GNAT Commends Akufo-Addo For 1 Teacher, 1 Laptop Initiative
The National Association of Teachers (GNAT) has commended President Nana Addo Dankwa Akufo-Addo for the One Teacher One Laptop initiative.
Speaking at the the 6th Quadrennial National Delegates Conference of the Ghana National Association of Teachers (GNAT) in Kumasi on Tuesday January 4, the National President of the Ghana National Association of Teachers (GNAT), Mrs Philippa Larsen, said “Your excellency, I wish to commend you and your government for supplying customized laptops to teachers.
“We are grateful and wish to take this opportunity to remind the Minister of Education of other related issues that we had lengthy discussions on. We believe this is going to be done to ensure peace and tranquility on the educational front.”
President Akufo-Addo pledged to address the issue about concerns raised by teachers over the ‘One Teacher, One Laptop’ initiative.
The One Teacher One Laptop initiate was launched by Vice President Dr Mahamudu Bawumia.
During the launch, he handed over 350,000 laptops in fulfilment of government’s pledge to equip Ghana’s teachers with the requisite ICT skills to prepare the next generation for the Fourth Industrial revolution.
At a brief but colourful ceremony at the campus of the St Mary’s Senior High School, Accra on Friday 3rd September, 2021 Dr Bawumia, assisted by the Minister for Education, Hon Dr Yaw Osei Adutwum; the Director General of the Ghana Education Service, Prof Kwasi Opoku-Amankwa; and the leadership of Teacher Unions, handed over the first of these laptops, known as the TM1 (Teachers Mate 1) to the 71 teachers of the school.

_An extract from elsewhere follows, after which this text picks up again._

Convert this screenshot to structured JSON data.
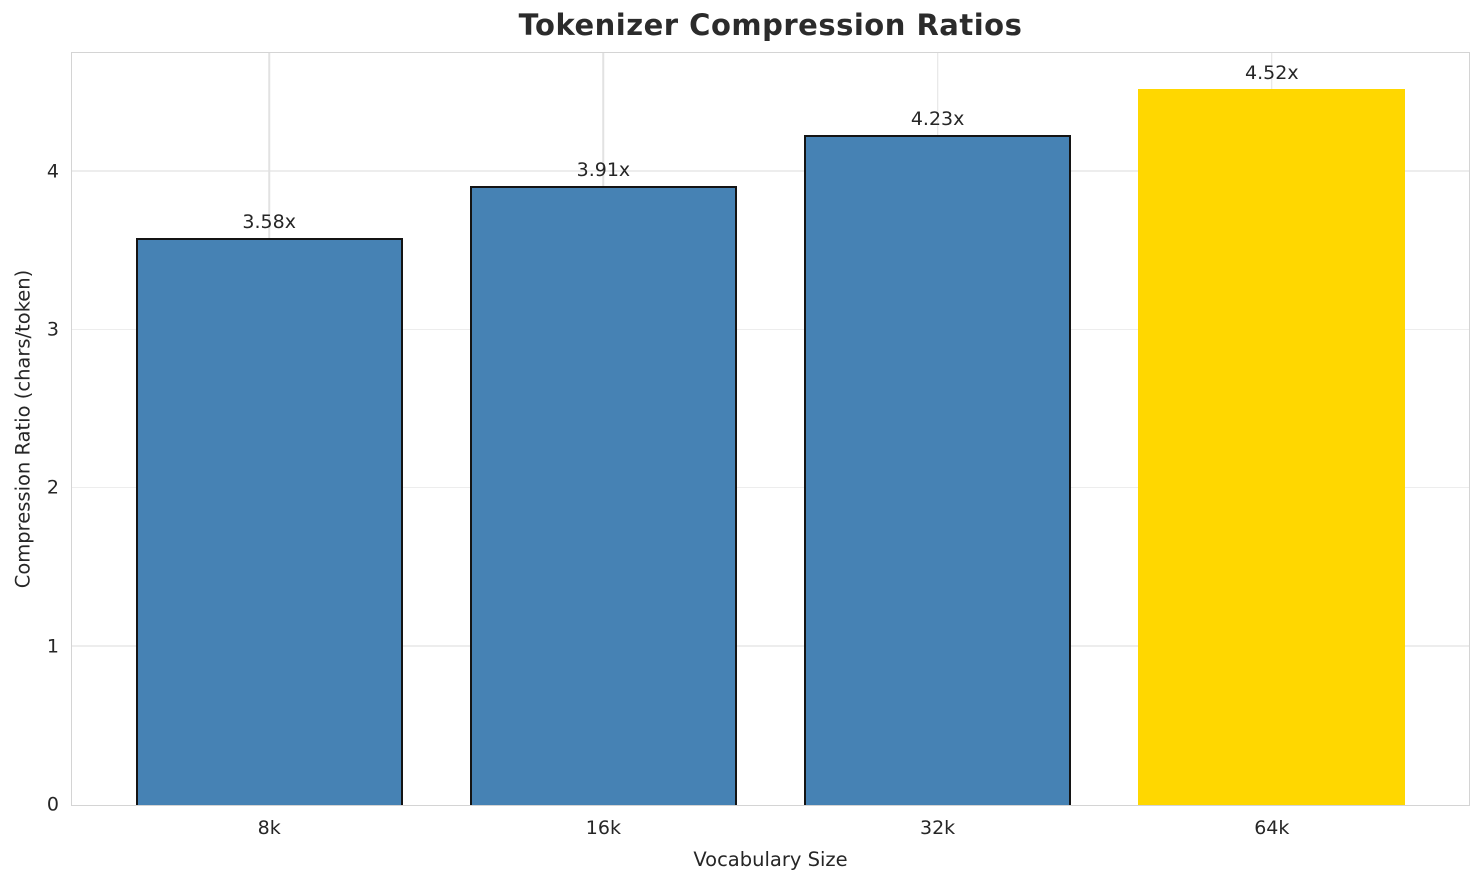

“Effective teaching and learning is critical to developing the human capacity for work, innovation and creativity; necessary ingredients for capacity building. Teachers are the indispensable pillars to this necessary capacity building. This initiative, in collaboration with the Teacher Unions, is to support the vision of the Ghana Education Service of creating an enabling environment to facilitate effective teaching and learning” Dr Bawumia stated.
Under the initiative, Government is to provide every teacher in Ghana, from Kindergarten to the Senior High School level, with a laptop preloaded with educational materials and with access to an E-Library equipped with books recommended by the GES on the various subjects.
The materials can be accessed whether online or offline, and with free Wi-Fi available in 722 Senior High Schools across the country, access to the almost innumerable resources available on the internet is expected to aid research, teaching and learning.
The State takes up 70% of the cost of the laptop, while the teacher makes up the difference. The laptop, however, becomes the personal property of the teacher and serves the benefit of providing a tool for developing the teacher’s professional and personal capacity.
This shift to ICT-based teaching and learning has many benefits for both teachers and students, according to experts in education. With the curriculum materials already installed onto the laptops, the suggested lesson notes prepared by the National Council for Curriculum and Assessment (NaCCA) can be downloaded onto the laptops and used to end the burdensome task of writing lesson notes into notebooks.
This would perfectly be in tandem with the fifth skill and competence under the new standards-based curriculum, the promotion of digital literacy.
The laptops would also help in the field of assessment. The filling of School-Based Assessment, report cards, cumulative records, and the building of learners’ individual portfolios would become easier if each teacher owns a laptop.